Accusé d’être un “frotteur” dans le métro, il est relaxé

Agé d’une quarantaine d’années, un homme a été relaxé par le tribunal correctionnel de Nanterre après avoir été accusé par une femme d’attouchements sexuels dans une rame de métro de la ligne 1 cet été à hauteur de La Défense.

Le Tribunal de Grande Instance de Nanterre - Defense-92.fr

Un homme d’une quarantaine d’années a été relaxé par le tribunal correctionnel de Nanterre après avoir été accusé d’attouchements sexuels dans une rame du métro de la ligne 1 à hauteur de La Défense, relate le Parisien. L’affaire remonte au 31 août dernier vers 7 heures du matin quand cet ingénieur se rend à son travail dans le quartier d’affaires. La victime aurait lors de son audition devant les policiers déclaré avoir senti un frottement, un va-et-vient sur sa jupe, au niveau de son sexe. “J’ai vu cette grande main, j’ai reculé et j’ai mis mon sac devant” avait-elle déclaré aux enquêteurs. Si comme l’explique le quotidien, l’affaire aurait pu en rester là en raison de l’affluence, des contacts involontaires, elle le voit réitérer, selon ses dires, les mêmes gestes sur une fille “en jupe rouge”. La femme se précipite alors vers la seconde présumée victime pour s’assurer qu’elle aussi a été tripotée et apostrophe l’homme en présence d’ agents de la RATP avant de déposer une plainte contre lui.

Tandis que l’homme est alors placé deux fois en garde à vue, les policiers examinent les images de vidéo surveillance de la rame pour tenter d’identifier le délit. Il sera finalement convoqué devant le tribunal pour répondre de ses faits.
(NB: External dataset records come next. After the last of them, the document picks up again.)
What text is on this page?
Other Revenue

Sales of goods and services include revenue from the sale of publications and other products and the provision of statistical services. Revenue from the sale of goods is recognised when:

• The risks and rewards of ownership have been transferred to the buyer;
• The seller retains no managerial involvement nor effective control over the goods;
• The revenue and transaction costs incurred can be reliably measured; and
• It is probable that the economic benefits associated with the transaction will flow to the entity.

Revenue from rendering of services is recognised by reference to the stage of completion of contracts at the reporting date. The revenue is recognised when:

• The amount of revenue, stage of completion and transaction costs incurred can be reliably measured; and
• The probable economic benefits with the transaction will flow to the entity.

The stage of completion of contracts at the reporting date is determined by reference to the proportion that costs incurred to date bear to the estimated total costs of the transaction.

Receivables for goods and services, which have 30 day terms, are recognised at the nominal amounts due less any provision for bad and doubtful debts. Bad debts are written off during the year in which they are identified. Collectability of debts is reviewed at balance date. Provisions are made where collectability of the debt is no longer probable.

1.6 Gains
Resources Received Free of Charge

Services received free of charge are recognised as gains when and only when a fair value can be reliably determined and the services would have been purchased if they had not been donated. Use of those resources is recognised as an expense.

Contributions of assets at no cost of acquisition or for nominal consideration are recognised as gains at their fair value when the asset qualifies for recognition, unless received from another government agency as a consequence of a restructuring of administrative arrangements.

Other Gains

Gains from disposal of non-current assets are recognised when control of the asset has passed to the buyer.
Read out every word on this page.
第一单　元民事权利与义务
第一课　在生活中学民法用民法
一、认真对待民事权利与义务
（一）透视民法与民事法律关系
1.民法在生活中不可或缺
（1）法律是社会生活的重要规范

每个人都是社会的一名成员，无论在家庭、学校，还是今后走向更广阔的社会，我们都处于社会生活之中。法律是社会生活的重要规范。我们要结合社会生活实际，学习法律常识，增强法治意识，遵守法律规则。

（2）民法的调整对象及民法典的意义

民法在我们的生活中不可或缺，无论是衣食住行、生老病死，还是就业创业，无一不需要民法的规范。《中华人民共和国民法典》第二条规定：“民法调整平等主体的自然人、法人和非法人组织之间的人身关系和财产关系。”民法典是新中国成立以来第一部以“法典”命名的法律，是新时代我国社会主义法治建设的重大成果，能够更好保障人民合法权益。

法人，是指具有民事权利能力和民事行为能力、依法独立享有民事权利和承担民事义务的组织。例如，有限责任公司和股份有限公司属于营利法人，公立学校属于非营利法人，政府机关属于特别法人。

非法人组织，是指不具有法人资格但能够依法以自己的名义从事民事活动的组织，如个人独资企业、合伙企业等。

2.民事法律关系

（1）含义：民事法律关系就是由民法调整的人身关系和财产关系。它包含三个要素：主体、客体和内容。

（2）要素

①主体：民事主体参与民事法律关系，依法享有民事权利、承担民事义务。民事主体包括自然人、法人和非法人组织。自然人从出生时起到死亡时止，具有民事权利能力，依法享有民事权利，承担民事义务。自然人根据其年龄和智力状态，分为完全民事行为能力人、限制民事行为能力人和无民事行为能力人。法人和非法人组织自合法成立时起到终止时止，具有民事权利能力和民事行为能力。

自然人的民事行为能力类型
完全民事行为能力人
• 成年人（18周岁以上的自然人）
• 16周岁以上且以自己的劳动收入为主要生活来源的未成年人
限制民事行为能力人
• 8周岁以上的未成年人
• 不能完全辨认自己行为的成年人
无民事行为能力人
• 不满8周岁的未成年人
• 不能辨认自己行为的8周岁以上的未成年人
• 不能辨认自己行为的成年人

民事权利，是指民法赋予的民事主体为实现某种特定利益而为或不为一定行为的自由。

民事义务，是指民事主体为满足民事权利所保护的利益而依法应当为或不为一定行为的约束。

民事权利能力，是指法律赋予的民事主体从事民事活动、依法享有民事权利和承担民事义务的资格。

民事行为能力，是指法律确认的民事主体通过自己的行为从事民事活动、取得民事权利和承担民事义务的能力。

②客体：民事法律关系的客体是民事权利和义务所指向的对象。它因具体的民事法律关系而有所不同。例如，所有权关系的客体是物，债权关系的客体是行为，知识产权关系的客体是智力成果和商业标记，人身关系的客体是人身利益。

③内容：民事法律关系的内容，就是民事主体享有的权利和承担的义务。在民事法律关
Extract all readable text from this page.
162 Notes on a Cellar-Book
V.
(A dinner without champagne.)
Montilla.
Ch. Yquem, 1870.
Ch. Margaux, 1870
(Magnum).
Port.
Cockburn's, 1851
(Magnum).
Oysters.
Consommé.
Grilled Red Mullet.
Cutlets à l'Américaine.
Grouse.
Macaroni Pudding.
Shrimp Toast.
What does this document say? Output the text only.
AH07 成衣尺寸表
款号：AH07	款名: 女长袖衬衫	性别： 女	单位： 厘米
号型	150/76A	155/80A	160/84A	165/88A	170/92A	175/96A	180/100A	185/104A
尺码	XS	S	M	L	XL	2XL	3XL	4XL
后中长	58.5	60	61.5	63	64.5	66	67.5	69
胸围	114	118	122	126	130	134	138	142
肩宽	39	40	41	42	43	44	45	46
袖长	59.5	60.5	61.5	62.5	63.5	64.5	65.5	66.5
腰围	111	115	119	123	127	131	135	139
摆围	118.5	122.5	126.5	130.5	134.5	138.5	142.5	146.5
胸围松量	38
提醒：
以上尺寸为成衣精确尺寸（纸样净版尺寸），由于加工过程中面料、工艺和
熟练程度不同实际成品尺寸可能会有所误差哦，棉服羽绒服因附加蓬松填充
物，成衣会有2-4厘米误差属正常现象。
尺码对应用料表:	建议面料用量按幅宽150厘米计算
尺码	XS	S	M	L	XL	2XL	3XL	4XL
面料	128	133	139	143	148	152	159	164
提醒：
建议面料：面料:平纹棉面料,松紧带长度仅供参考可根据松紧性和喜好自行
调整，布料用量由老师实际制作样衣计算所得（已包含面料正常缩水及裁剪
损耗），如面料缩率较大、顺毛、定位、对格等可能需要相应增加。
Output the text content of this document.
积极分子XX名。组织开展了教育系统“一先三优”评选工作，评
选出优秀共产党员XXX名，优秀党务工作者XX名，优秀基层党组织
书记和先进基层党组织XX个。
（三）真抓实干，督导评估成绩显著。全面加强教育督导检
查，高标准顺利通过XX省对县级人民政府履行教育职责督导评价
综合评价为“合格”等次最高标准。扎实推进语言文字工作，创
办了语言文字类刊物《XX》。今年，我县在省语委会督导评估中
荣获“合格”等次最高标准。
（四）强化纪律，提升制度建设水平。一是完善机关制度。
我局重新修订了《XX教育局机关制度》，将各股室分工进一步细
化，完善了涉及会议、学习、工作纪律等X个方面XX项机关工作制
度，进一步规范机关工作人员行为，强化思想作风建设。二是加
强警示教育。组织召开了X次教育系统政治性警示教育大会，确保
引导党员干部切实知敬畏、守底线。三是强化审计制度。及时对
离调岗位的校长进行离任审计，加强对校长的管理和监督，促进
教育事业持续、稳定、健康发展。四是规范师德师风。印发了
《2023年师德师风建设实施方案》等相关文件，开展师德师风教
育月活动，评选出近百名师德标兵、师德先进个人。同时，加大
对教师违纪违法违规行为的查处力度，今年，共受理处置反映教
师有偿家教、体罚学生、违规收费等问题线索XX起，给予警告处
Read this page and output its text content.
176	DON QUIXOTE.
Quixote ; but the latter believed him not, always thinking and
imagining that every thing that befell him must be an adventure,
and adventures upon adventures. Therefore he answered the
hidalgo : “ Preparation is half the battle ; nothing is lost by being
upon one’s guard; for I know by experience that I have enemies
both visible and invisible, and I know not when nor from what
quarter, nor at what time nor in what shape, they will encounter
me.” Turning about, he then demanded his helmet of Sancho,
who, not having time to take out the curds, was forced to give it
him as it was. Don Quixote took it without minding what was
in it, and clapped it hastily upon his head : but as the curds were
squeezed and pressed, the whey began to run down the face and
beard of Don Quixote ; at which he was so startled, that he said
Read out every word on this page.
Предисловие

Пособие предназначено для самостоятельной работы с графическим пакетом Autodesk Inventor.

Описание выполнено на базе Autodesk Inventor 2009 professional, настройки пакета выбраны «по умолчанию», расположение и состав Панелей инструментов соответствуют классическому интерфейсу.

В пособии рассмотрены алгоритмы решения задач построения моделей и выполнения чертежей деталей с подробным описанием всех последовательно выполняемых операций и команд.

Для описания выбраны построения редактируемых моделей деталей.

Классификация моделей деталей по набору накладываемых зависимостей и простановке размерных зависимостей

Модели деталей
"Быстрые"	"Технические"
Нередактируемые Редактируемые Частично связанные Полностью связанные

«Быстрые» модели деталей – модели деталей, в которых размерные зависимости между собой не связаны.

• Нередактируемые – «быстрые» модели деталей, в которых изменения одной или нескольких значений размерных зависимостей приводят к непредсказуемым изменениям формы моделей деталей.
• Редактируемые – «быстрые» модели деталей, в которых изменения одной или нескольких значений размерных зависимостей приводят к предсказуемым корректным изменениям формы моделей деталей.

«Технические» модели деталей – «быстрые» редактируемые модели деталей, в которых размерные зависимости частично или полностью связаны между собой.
Le procureur du côté de la victime: “Il n’a pas le profil de l’agresseur la bave aux lèvres mais ce jour-là, il est allé trop loin. La victime a attendu d’être certaine qu’il y avait bien agression pour l’accuser. Le doute n’est pas permis” a-t-il déclaré selon le Parisien. Ce dernier a requis six mois de prison avec sursis avec mise à l’épreuve demandant à ce qu’il aille voir un thérapeute. Pour son avocat le scénario est différent: “Il l’a bien touchée mais la rame était bondée. Il le reconnait mais il n’y a pas eu d’intention et donc pas d’agression sexuelle”. Un argument de la défense qui a convaincu le magistrat qui a relaxé l’homme.